Abstract The key to deep learning vulnerability detection framework is pre-processing source code and learning vulnerability features. Traditional source code representation techniques take a complete normalization to user-defined symbols but ignore the semantic information associated with vulnerabilities. The current mainstream vulnerability feature learning model is Recurrent Neural Network (RNN), whose time-series structure determines its insufficient remote information acquisition capability. This paper proposes a new vulnerability detection framework to solve the above problems. We propose a new data normalization method in the source code pre-processing phase. The user-defined symbols are clustered using the unsupervised clustering algorithm K-means. The normalized classification is performed according to the clustering results, which preserves the primary semantic information in the source code and ensures the smoothness of the sample data.

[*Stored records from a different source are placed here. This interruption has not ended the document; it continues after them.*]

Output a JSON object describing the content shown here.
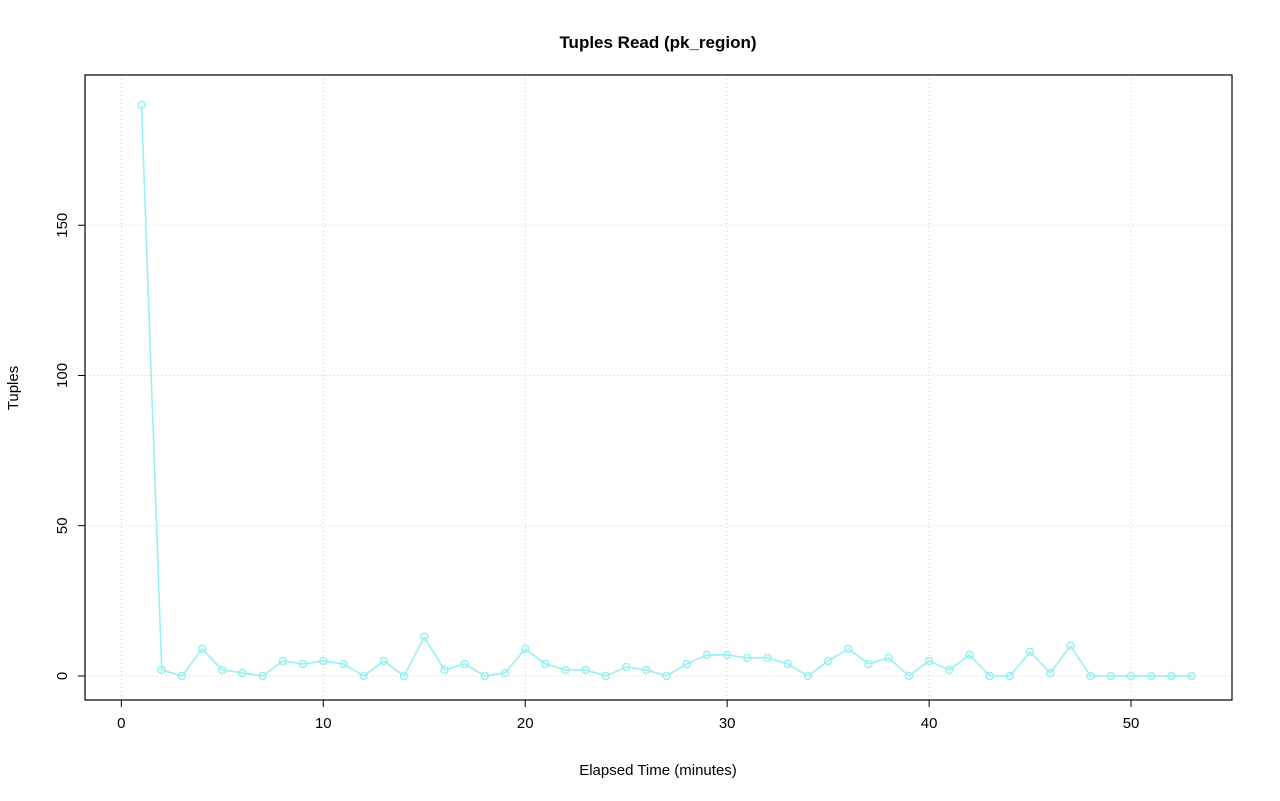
{
  "chart_data": {
    "type": "line",
    "title": "Tuples Read (pk_region)",
    "xlabel": "Elapsed Time (minutes)",
    "ylabel": "Tuples",
    "series_name": "Tuples Read",
    "marker": "open-circle",
    "series_color": "#99F0F0",
    "grid": true,
    "legend": "none",
    "xticks": [
      0,
      10,
      20,
      30,
      40,
      50
    ],
    "yticks": [
      0,
      50,
      100,
      150
    ],
    "xlim": [
      -1.8,
      55
    ],
    "ylim": [
      -8,
      200
    ],
    "x": [
      1,
      2,
      3,
      4,
      5,
      6,
      7,
      8,
      9,
      10,
      11,
      12,
      13,
      14,
      15,
      16,
      17,
      18,
      19,
      20,
      21,
      22,
      23,
      24,
      25,
      26,
      27,
      28,
      29,
      30,
      31,
      32,
      33,
      34,
      35,
      36,
      37,
      38,
      39,
      40,
      41,
      42,
      43,
      44,
      45,
      46,
      47,
      48,
      49,
      50,
      51,
      52,
      53
    ],
    "y": [
      190,
      2,
      0,
      9,
      2,
      1,
      0,
      5,
      4,
      5,
      4,
      0,
      5,
      0,
      13,
      2,
      4,
      0,
      1,
      9,
      4,
      2,
      2,
      0,
      3,
      2,
      0,
      4,
      7,
      7,
      6,
      6,
      4,
      0,
      5,
      9,
      4,
      6,
      0,
      5,
      2,
      7,
      0,
      0,
      8,
      1,
      10,
      0,
      0,
      0,
      0,
      0,
      0
    ]
  }
}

In the feature extraction stage, we input the source code after performing text representation into Bidirectional Encoder Representations for Transformers (BERT) for feature automation learning, which enhances semantic information extraction and remote information acquisition. Experimental results show that the vulnerability detection precision of this method is 18.3% higher than that of the current mainstream vulnerability detection framework in the real-world data collected by ourselves. Further, our method improves the precision of the state-of-the-art method by 4.2%.